Work then continued on removal of Birch, Gorse, Hawthorn and Willow from the Heathland using the tree poppers to pull them up. Given how cold it got yesterday evening when we had a visit from Brownies and Rainbows from Leyburn, it was good to work in the warm sunshine today.
While work will continue to stop the Heathland being colonised by those tree species being removed, it is good to see the area's diversity. The small pools around the three Heathland compartments were attracting invertebrates in the warm weather and Ian was able to get this picture of a Four-spotted Chaser using one of the old stems of Reedmace as a vantage point.
Elsewhere, while there is still some work to do on strimming back the Soft Rush on the Wetland, Lark and Taurus have returned there to tackle the emerging grasses on the bunds and around the sides of the ponds. This will be a short term measure so that we can monitor the impact of their grazing and the effect of their walking around on other vegetation.

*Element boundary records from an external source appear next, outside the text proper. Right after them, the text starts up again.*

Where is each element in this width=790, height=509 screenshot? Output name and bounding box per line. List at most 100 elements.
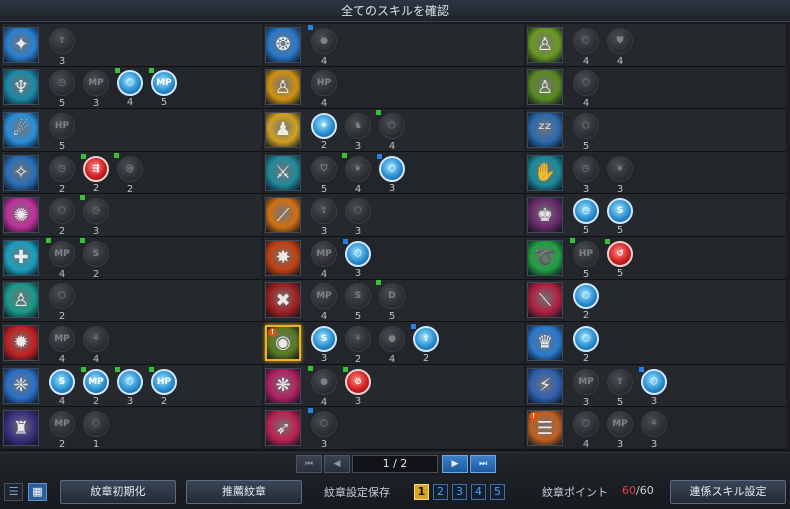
compass-burst-icon[interactable]: ✧ bbox=[3, 154, 39, 191]
pink-aura-icon[interactable]: ✺ bbox=[3, 197, 39, 234]
pink-sparks-icon[interactable]: ❋ bbox=[265, 367, 301, 404]
grid-view-icon[interactable]: ▦ bbox=[28, 483, 47, 501]
hp-icon[interactable]: HP 5 bbox=[49, 112, 75, 152]
reset-runes-button[interactable]: 紋章初期化 bbox=[60, 480, 176, 504]
shield-rune-icon[interactable]: ⬡ 3 bbox=[115, 366, 143, 407]
shield-rune-icon[interactable]: ⬡ 4 bbox=[573, 411, 599, 450]
mp-icon[interactable]: MP 3 bbox=[607, 411, 633, 450]
s-rune-icon[interactable]: S4 bbox=[49, 368, 75, 407]
boot-icon[interactable]: ♞ 3 bbox=[345, 112, 371, 152]
mp-icon[interactable]: MP 2 bbox=[81, 366, 109, 407]
mp-icon[interactable]: MP 3 bbox=[83, 70, 109, 109]
green-figure-icon[interactable]: ♙ bbox=[527, 69, 563, 106]
green-figure-icon[interactable]: ♙ bbox=[527, 26, 563, 63]
golden-trio-icon[interactable]: ♟ bbox=[265, 111, 301, 148]
shadow-duo-icon[interactable]: ♜ bbox=[3, 410, 39, 447]
up-arrow-icon[interactable]: ⇧ 5 bbox=[607, 368, 633, 408]
prev-page-button[interactable]: ◀ bbox=[324, 455, 350, 473]
heal-cross-icon[interactable]: ✚ bbox=[3, 239, 39, 276]
shield-rune-icon[interactable]: ⬡ 4 bbox=[115, 68, 143, 108]
shield-rune-icon[interactable]: ⬡ 3 bbox=[308, 408, 337, 450]
timer-icon[interactable]: ◷ 5 bbox=[49, 70, 75, 109]
hp-icon[interactable]: HP 2 bbox=[149, 366, 177, 407]
claw-icon[interactable]: ⚘ 3 bbox=[641, 411, 667, 450]
eye-sigil-icon[interactable]: ◉! bbox=[265, 324, 301, 361]
pink-dash-icon[interactable]: ➶ bbox=[265, 410, 301, 447]
preset-slot-3[interactable]: 3 bbox=[452, 484, 467, 500]
clock-back-icon[interactable]: ↺ 5 bbox=[605, 238, 633, 279]
timer-icon[interactable]: ◷ 3 bbox=[80, 195, 109, 237]
last-page-button[interactable]: ⏭ bbox=[470, 455, 496, 473]
explosion-icon[interactable]: ✸ bbox=[265, 239, 301, 276]
sleep-figure-icon[interactable]: ᶻᶻ bbox=[527, 111, 563, 148]
mp-icon[interactable]: MP 4 bbox=[311, 240, 337, 280]
s-rune-icon[interactable]: S5 bbox=[345, 283, 371, 322]
d-rune-icon[interactable]: D5 bbox=[376, 280, 405, 322]
preset-slot-5[interactable]: 5 bbox=[490, 484, 505, 500]
first-page-button[interactable]: ⏮ bbox=[296, 455, 322, 473]
shield-rune-icon[interactable]: ⬡ 3 bbox=[345, 198, 371, 237]
mp-icon[interactable]: MP 5 bbox=[149, 68, 177, 108]
chain-skill-settings-button[interactable]: 連係スキル設定 bbox=[670, 480, 786, 504]
swirl-icon[interactable]: @2 bbox=[114, 152, 143, 195]
mp-icon[interactable]: MP 4 bbox=[49, 325, 75, 365]
preset-slot-2[interactable]: 2 bbox=[433, 484, 448, 500]
flame-burst-icon[interactable]: ✹ bbox=[3, 324, 39, 361]
shield-rune-icon[interactable]: ⬡ 3 bbox=[343, 238, 371, 279]
up-arrow-icon[interactable]: ⇧ 3 bbox=[49, 27, 75, 67]
lightning-burst-icon[interactable]: ✦ bbox=[3, 26, 39, 63]
timer-icon[interactable]: ◷ 3 bbox=[573, 155, 599, 195]
s-rune-icon[interactable]: S5 bbox=[607, 198, 633, 236]
mp-icon[interactable]: MP 4 bbox=[46, 237, 75, 280]
preset-slot-4[interactable]: 4 bbox=[471, 484, 486, 500]
timer-icon[interactable]: ◷ 5 bbox=[573, 198, 599, 236]
armor-icon[interactable]: ⛊ 4 bbox=[607, 27, 633, 67]
shield-rune-icon[interactable]: ⬡ 4 bbox=[376, 109, 405, 152]
preset-slot-1[interactable]: 1 bbox=[414, 484, 429, 500]
orange-slash-icon[interactable]: ⟋ bbox=[265, 197, 301, 234]
slash-rune-icon[interactable]: ⊘ 3 bbox=[343, 366, 371, 407]
hp-icon[interactable]: HP 4 bbox=[311, 70, 337, 109]
wings-emblem-icon[interactable]: ❈ bbox=[3, 367, 39, 404]
spirit-figure-icon[interactable]: ♆ bbox=[3, 69, 39, 106]
shield-rune-icon[interactable]: ⬡ 2 bbox=[49, 283, 75, 322]
hp-icon[interactable]: HP 5 bbox=[570, 237, 599, 280]
next-page-button[interactable]: ▶ bbox=[442, 455, 468, 473]
s-rune-icon[interactable]: S2 bbox=[80, 237, 109, 280]
list-view-icon[interactable]: ☰ bbox=[4, 483, 23, 501]
claw-icon[interactable]: ⚘ 4 bbox=[83, 325, 109, 365]
shield-rune-icon[interactable]: ⬡ 2 bbox=[573, 283, 599, 321]
reach-hand-icon[interactable]: ✋ bbox=[527, 154, 563, 191]
shield-rune-icon[interactable]: ⬡ 4 bbox=[573, 27, 599, 67]
timer-icon[interactable]: ◷ 2 bbox=[49, 155, 75, 195]
runner-icon[interactable]: ⚔ bbox=[265, 154, 301, 191]
s-rune-icon[interactable]: S3 bbox=[311, 325, 337, 364]
mp-icon[interactable]: MP 2 bbox=[49, 411, 75, 450]
orb-icon[interactable]: ● 4 bbox=[379, 325, 405, 365]
teal-figure-icon[interactable]: ♙ bbox=[3, 282, 39, 319]
orb-icon[interactable]: ● 4 bbox=[308, 365, 337, 408]
mp-icon[interactable]: MP 3 bbox=[573, 368, 599, 408]
wings-icon[interactable]: ❦ 3 bbox=[607, 155, 633, 195]
shield-rune-icon[interactable]: ⬡ 5 bbox=[573, 112, 599, 152]
recommend-runes-button[interactable]: 推薦紋章 bbox=[186, 480, 302, 504]
orange-claw-icon[interactable]: ☰! bbox=[527, 410, 563, 447]
speed-icon[interactable]: ⇶ 2 bbox=[81, 153, 109, 194]
orb-icon[interactable]: ● 4 bbox=[308, 24, 337, 67]
shield-rune-icon[interactable]: ⬡ 3 bbox=[639, 366, 667, 407]
shield-rune-icon[interactable]: ⬡ 2 bbox=[49, 198, 75, 237]
guard-icon[interactable]: ⛉ 5 bbox=[311, 155, 337, 195]
target-icon[interactable]: ⌖ 2 bbox=[311, 112, 337, 151]
shield-rune-icon[interactable]: ⬡ 4 bbox=[573, 70, 599, 109]
shield-rune-icon[interactable]: ⬡ 2 bbox=[573, 325, 599, 364]
hand-wave-icon[interactable]: ☄ bbox=[3, 111, 39, 148]
up-arrow-icon[interactable]: ⇧ 3 bbox=[311, 198, 337, 237]
mp-icon[interactable]: MP 4 bbox=[311, 283, 337, 322]
claw-icon[interactable]: ⚘ 2 bbox=[345, 325, 371, 365]
green-swirl-icon[interactable]: ➰ bbox=[527, 239, 563, 276]
red-strike-icon[interactable]: ✖ bbox=[265, 282, 301, 319]
shield-rune-icon[interactable]: ⬡ 3 bbox=[377, 153, 405, 194]
angel-wings-icon[interactable]: ♛ bbox=[527, 324, 563, 361]
hp-up-icon[interactable]: ⇪ 2 bbox=[411, 323, 439, 364]
dark-warrior-icon[interactable]: ♚ bbox=[527, 197, 563, 234]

Work today is not yet finished. Ian has set off to join a group checking nest boxes around the training area. Talking to a visitor yesterday, I mentioned that we would be getting Beavers at Foxglove this evening, and he briefly got very excited, imagining large mammals felling trees to dam the watercourses. Sadly, I had to explain that these will actually be the youngest members of the Scout movement. Judging by how much the Brownies and Rainbows enjoyed their minibeast hunt and pond dipping yesterday, I think they will probably be as enthusiastic and excited.